Therapies for triple-negative breast cancer (TNBC) still need innovative approaches, while repolarizing tumor-associated macrophages (TAMs) may offer a breakthrough in the targeted therapy and immunotherapy of TNBC. In this study, our group found that the small-molecule tyrosine kinase inhibitor DCC-2036 could induce repolarization of TAMs from M2 to M1 type and enhance anti-tumor CD8(+) T cell immunity in TNBC. Mechanistically, targeting inhibition of the non-receptor tyrosine kinase hematopoietic cell kinase (HCK) in TAMs regulated the downstream phosphatidylinositol 3-kinase (PI3K)/protein kinase B (AKT)-mammalian target of rapamycin (mTOR)-glutamine synthetase (GS)-HIF1α signaling pathway, leading to a reprogramming of TAM metabolism from oxidative phosphorylation to glycolysis.

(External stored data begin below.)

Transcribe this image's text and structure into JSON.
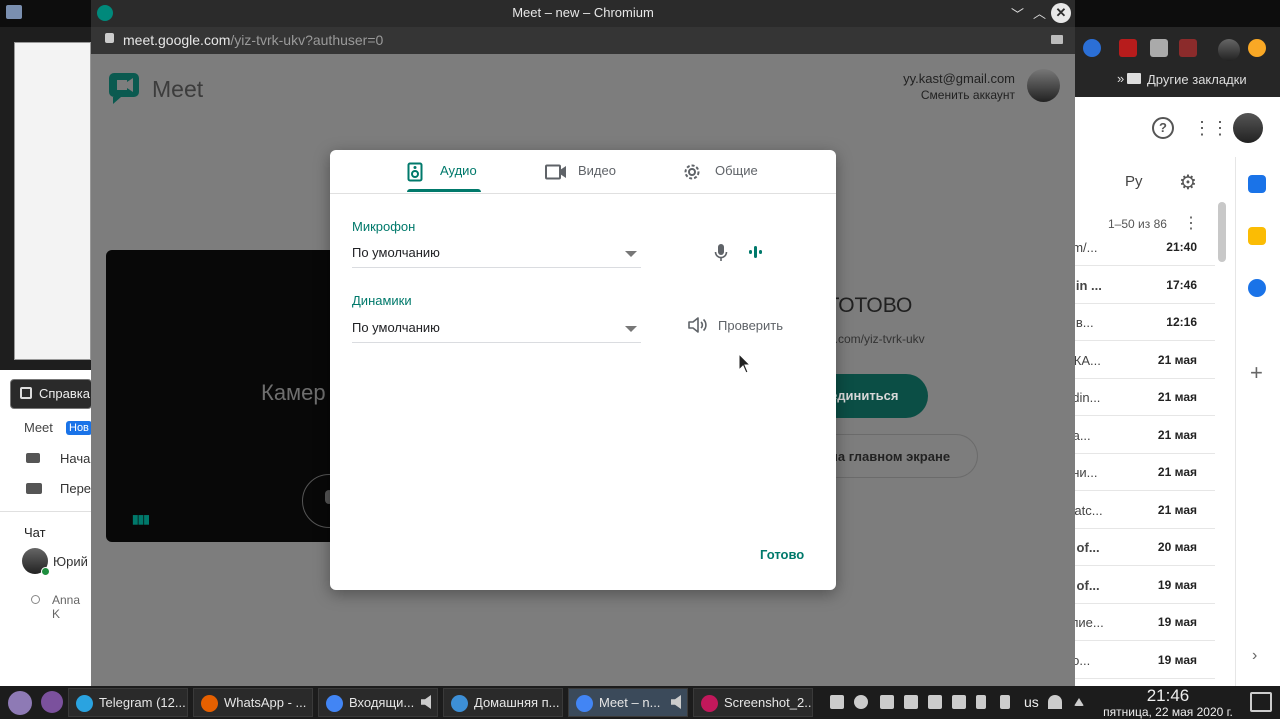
{
  "window": {
    "title": "Meet – new – Chromium",
    "url_host": "meet.google.com",
    "url_path": "/yiz-tvrk-ukv?authuser=0"
  },
  "meet": {
    "brand": "Meet",
    "account_email": "yy.kast@gmail.com",
    "switch_account": "Сменить аккаунт",
    "camera_label": "Камер",
    "ready_fragment": "ГОТОВО",
    "meeting_url_fragment": "e.com/yiz-tvrk-ukv",
    "join_fragment": "единиться",
    "present_fragment": "на главном экране"
  },
  "dialog": {
    "tabs": [
      {
        "label": "Аудио",
        "icon": "speaker-icon",
        "active": true
      },
      {
        "label": "Видео",
        "icon": "videocam-icon",
        "active": false
      },
      {
        "label": "Общие",
        "icon": "gear-icon",
        "active": false
      }
    ],
    "microphone": {
      "title": "Микрофон",
      "value": "По умолчанию"
    },
    "speakers": {
      "title": "Динамики",
      "value": "По умолчанию",
      "test_label": "Проверить"
    },
    "done_label": "Готово"
  },
  "gmail": {
    "bookmarks_label": "Другие закладки",
    "bookmarks_chevron": "»",
    "lang": "Ру",
    "range": "1–50 из 86",
    "rows": [
      {
        "snippet": "om/...",
        "time": "21:40",
        "bold": false
      },
      {
        "snippet": "y in ...",
        "time": "17:46",
        "bold": true
      },
      {
        "snippet": "о в...",
        "time": "12:16",
        "bold": false
      },
      {
        "snippet": "ДКА...",
        "time": "21 мая",
        "bold": false
      },
      {
        "snippet": "adin...",
        "time": "21 мая",
        "bold": false
      },
      {
        "snippet": "да...",
        "time": "21 мая",
        "bold": false
      },
      {
        "snippet": "ени...",
        "time": "21 мая",
        "bold": false
      },
      {
        "snippet": "watc...",
        "time": "21 мая",
        "bold": false
      },
      {
        "snippet": "g of...",
        "time": "20 мая",
        "bold": true
      },
      {
        "snippet": "g of...",
        "time": "19 мая",
        "bold": true
      },
      {
        "snippet": "клие...",
        "time": "19 мая",
        "bold": false
      },
      {
        "snippet": "но...",
        "time": "19 мая",
        "bold": false
      }
    ]
  },
  "left_panel": {
    "help_label": "Справка",
    "meet_label": "Meet",
    "new_badge": "Нов",
    "start_label": "Нача",
    "join_label": "Пере",
    "chat_label": "Чат",
    "user1": "Юрий",
    "user2": "Anna K"
  },
  "taskbar": {
    "tasks": [
      {
        "label": "Telegram (12...",
        "color": "#2aa3e0",
        "active": false,
        "sound": false
      },
      {
        "label": "WhatsApp - ...",
        "color": "#e66000",
        "active": false,
        "sound": false
      },
      {
        "label": "Входящи...",
        "color": "#4285f4",
        "active": false,
        "sound": true
      },
      {
        "label": "Домашняя п...",
        "color": "#3d8fd6",
        "active": false,
        "sound": false
      },
      {
        "label": "Meet – n...",
        "color": "#4285f4",
        "active": true,
        "sound": true
      },
      {
        "label": "Screenshot_2...",
        "color": "#c2185b",
        "active": false,
        "sound": false
      }
    ],
    "lang": "us",
    "time": "21:46",
    "date": "пятница, 22 мая 2020 г."
  }
}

This metabolic shift repolarized TAMs to the M1 phenotype, resulting in a decrease in interleukin (IL)-10 secretion, which enhanced the immune response of anti-tumor CD8(+) T cells and increased the sensitivity of TNBC to immune checkpoint blockade therapy. This project uncovers a previously unrecognized anti-tumor mechanism of DCC-2036 and proposes a combination strategy that utilizes DCC-2036 alongside immune checkpoint inhibitors to improve TNBC immunotherapy.